Make certain the reeving system minimizes vibration. Considerable line whip results from fast line movement in the
spooling process unless wire line stabilizers are used. As the line goes through sheaves its momentum tends to
throw it outward, much as a car rounding a curve on the highway. It is prevented from doing this, however, by the
tension on the line. This sudden angular acceleration and deceleration will produce vibrations, which in a long,
unsupported, fast moving, flexible line, can result in severe whipping, if a stabilizer is not used.
Wobbly sheaves can produce shimmying, which will induce vibration in the drilling line. This may lead to whipping.

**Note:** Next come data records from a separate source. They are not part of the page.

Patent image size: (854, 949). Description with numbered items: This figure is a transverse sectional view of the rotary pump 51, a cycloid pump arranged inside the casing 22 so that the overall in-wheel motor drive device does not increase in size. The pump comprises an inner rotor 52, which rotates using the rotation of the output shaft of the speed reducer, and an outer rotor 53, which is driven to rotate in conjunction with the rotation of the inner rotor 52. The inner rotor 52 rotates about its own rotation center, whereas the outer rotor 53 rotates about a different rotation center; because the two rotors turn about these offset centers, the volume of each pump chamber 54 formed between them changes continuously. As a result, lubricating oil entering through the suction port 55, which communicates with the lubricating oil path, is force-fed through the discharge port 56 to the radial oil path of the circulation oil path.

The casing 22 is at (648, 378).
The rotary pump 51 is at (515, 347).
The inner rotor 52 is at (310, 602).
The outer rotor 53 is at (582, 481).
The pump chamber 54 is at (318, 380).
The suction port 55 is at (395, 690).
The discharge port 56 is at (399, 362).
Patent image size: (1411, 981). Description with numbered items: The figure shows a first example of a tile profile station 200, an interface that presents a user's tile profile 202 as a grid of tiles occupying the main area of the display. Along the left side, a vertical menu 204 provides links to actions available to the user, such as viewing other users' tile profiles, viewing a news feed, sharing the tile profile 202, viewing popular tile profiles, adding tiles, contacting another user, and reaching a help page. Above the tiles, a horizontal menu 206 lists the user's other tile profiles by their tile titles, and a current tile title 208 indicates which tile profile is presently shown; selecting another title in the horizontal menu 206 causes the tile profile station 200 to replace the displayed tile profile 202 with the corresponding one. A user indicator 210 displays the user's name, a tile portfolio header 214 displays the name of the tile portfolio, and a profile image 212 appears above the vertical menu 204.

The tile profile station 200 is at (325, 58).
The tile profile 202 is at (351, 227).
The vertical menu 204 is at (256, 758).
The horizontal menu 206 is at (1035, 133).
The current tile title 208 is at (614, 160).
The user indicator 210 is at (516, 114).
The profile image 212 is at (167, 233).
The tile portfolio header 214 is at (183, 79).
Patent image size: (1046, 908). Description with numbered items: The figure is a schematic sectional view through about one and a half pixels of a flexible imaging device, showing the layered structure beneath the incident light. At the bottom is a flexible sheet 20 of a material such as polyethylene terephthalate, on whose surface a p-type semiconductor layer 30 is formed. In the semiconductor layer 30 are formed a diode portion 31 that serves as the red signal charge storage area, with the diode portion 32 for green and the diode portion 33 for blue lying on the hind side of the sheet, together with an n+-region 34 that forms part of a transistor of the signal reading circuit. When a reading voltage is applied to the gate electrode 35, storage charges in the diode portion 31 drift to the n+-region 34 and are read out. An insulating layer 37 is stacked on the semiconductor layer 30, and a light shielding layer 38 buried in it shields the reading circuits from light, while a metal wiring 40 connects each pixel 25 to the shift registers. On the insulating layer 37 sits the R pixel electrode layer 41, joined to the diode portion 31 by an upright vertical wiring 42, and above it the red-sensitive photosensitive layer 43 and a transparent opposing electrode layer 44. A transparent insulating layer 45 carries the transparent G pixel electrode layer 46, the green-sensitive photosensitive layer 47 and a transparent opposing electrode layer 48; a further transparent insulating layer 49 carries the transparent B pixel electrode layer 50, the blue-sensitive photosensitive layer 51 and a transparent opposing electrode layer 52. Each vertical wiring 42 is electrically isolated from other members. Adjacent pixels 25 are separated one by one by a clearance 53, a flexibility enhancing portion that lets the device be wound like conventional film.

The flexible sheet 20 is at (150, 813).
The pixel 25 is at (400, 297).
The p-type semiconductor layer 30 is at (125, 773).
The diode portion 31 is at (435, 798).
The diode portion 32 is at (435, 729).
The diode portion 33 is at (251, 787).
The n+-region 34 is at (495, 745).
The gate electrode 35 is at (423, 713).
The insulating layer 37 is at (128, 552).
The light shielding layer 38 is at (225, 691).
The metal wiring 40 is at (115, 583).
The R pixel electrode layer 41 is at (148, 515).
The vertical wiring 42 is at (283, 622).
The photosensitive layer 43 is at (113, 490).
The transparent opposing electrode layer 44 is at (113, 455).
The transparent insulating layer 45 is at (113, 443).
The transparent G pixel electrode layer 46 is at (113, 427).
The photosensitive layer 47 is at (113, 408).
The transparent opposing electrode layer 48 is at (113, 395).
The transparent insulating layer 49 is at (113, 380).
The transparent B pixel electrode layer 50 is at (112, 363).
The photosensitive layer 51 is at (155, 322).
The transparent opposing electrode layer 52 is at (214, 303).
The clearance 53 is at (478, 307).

The wobble may also cause the line to receive abnormal wear from the sides of the sheaves which further reduces
rope life.
8. Sheave Alignment:
All sheaves should be in proper alignment. The last sheave should line up with the center of the hoisting drum.
9. Sheave Grooves:
On all sheaves, the arc of the bottom of the groove should be smooth and concentric with the bore or shaft of the
sheave. The centerline of the groove should be in a plane perpendicular to the axis of the bore or shaft of the
sheave.
Sheave grooves that have been altered by prior ropes are bound to shorten the life of new rope. From the standpoint of wire rope life, the condition and contour of sheave grooves are of material importance. Sheave grooves
should be checked periodically with the gauge for worn sheaves and dimensions in Table M2-1 "Gauges for Worn
Sheave Grooves."
Table M2-1 Gauges For Worn Sheave Grooves
Notes on Table M2-1:
* Groove oversize equals one half the wire rope oversize tolerance given in Table 4.1, Std 9A.
** Radius, Ro = 0.5 (Nominal Diameter + Groove Oversize)
The sheave grooves should have a diameter of not less than that of the gauge; otherwise a reduction in rope life
can be expected.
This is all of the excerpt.